We must as a united people keep ablaze on this continent the flames of human liberty, of reason, of democracy and of fair play as living things to be preserved for the better world that is to come.

Overstatement, bitterness, vituperation, and the beating of drums have contributed mightily to ill-feeling and wars between nations. If these unnecessary and unpleasant actions are harmful in the international field, if they have hurt in other parts of the world, they are also harmful in the domestic scene. Peace among ourselves would seem to have some of the advantage of peace between us and other nations. In the long run history amply demonstrates that angry controversy surely wins less than calm discussion.

In the spirit, therefore, of a greater unselfishness, recognizing that the world—including the United States of America—passes through perilous times, I am very hopeful that the closing session of the Seventy-sixth Congress will consider the needs of the nation and of humanity with calmness, with tolerance and with cooperative wisdom.

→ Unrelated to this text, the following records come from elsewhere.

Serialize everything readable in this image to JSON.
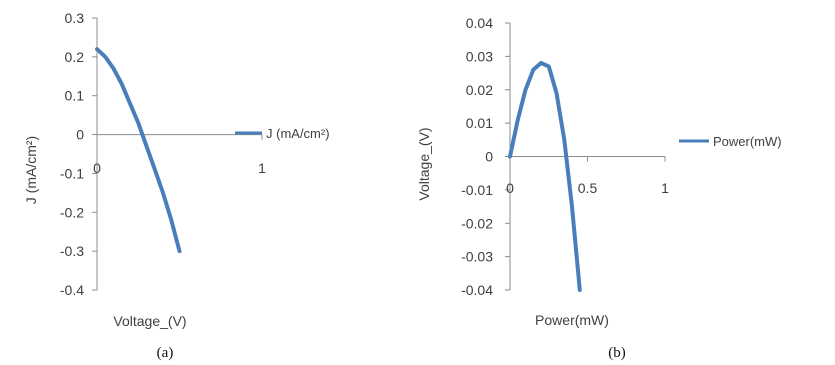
{
  "colors": {
    "series": "#4a7ebb"
  },
  "chart_data": [
    {
      "type": "line",
      "caption": "(a)",
      "xlabel": "Voltage_(V)",
      "ylabel": "J (mA/cm²)",
      "xlim": [
        0,
        1
      ],
      "ylim": [
        -0.4,
        0.3
      ],
      "x_ticks": [
        "0",
        "1"
      ],
      "y_ticks": [
        "0.3",
        "0.2",
        "0.1",
        "0",
        "-0.1",
        "-0.2",
        "-0.3",
        "-0.4"
      ],
      "legend_position": "right",
      "series": [
        {
          "name": "J (mA/cm²)",
          "x": [
            0,
            0.05,
            0.1,
            0.15,
            0.2,
            0.25,
            0.3,
            0.35,
            0.4,
            0.45,
            0.5
          ],
          "y": [
            0.22,
            0.2,
            0.17,
            0.13,
            0.08,
            0.03,
            -0.03,
            -0.09,
            -0.15,
            -0.22,
            -0.3
          ]
        }
      ]
    },
    {
      "type": "line",
      "caption": "(b)",
      "xlabel": "Power(mW)",
      "ylabel": "Voltage_(V)",
      "xlim": [
        0,
        1
      ],
      "ylim": [
        -0.04,
        0.04
      ],
      "x_ticks": [
        "0",
        "0.5",
        "1"
      ],
      "y_ticks": [
        "0.04",
        "0.03",
        "0.02",
        "0.01",
        "0",
        "-0.01",
        "-0.02",
        "-0.03",
        "-0.04"
      ],
      "legend_position": "right",
      "series": [
        {
          "name": "Power(mW)",
          "x": [
            0,
            0.05,
            0.1,
            0.15,
            0.2,
            0.25,
            0.3,
            0.35,
            0.4,
            0.45
          ],
          "y": [
            0,
            0.011,
            0.02,
            0.026,
            0.028,
            0.027,
            0.019,
            0.005,
            -0.015,
            -0.04
          ]
        }
      ]
    }
  ]
}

May the year 1940 be pointed to by our children as another period when democracy justified its existence as the best instrument of government yet devised by mankind.

***

State of the Union Address Franklin D. Roosevelt January 6, 1941

Mr. President, Mr. Speaker, Members of the Seventy-seventh Congress:

I address you, the Members of the Seventy-seventh Congress, at a moment unprecedented in the history of the Union. I use the word "unprecedented," because at no previous time has American security been as seriously threatened from without as it is today.

Since the permanent formation of our Government under the Constitution, in 1789, most of the periods of crisis in our history have related to our domestic affairs. Fortunately, only one of these—the four-year War Between the States—ever threatened our national unity. Today, thank God, one hundred and thirty million Americans, in forty-eight States, have forgotten points of the compass in our national unity.

It is true that prior to 1914 the United States often had been disturbed by events in other Continents. We had even engaged in two wars with European nations and in a number of undeclared wars in the West Indies, in the Mediterranean and in the Pacific for the maintenance of American rights and for the principles of peaceful commerce. But in no case had a serious threat been raised against our national safety or our continued independence.

What I seek to convey is the historic truth that the United States as a nation has at all times maintained clear, definite opposition, to any attempt to lock us in behind an ancient Chinese wall while the procession of civilization went past. Today, thinking of our children and of their children, we oppose enforced isolation for ourselves or for any other part of the Americas.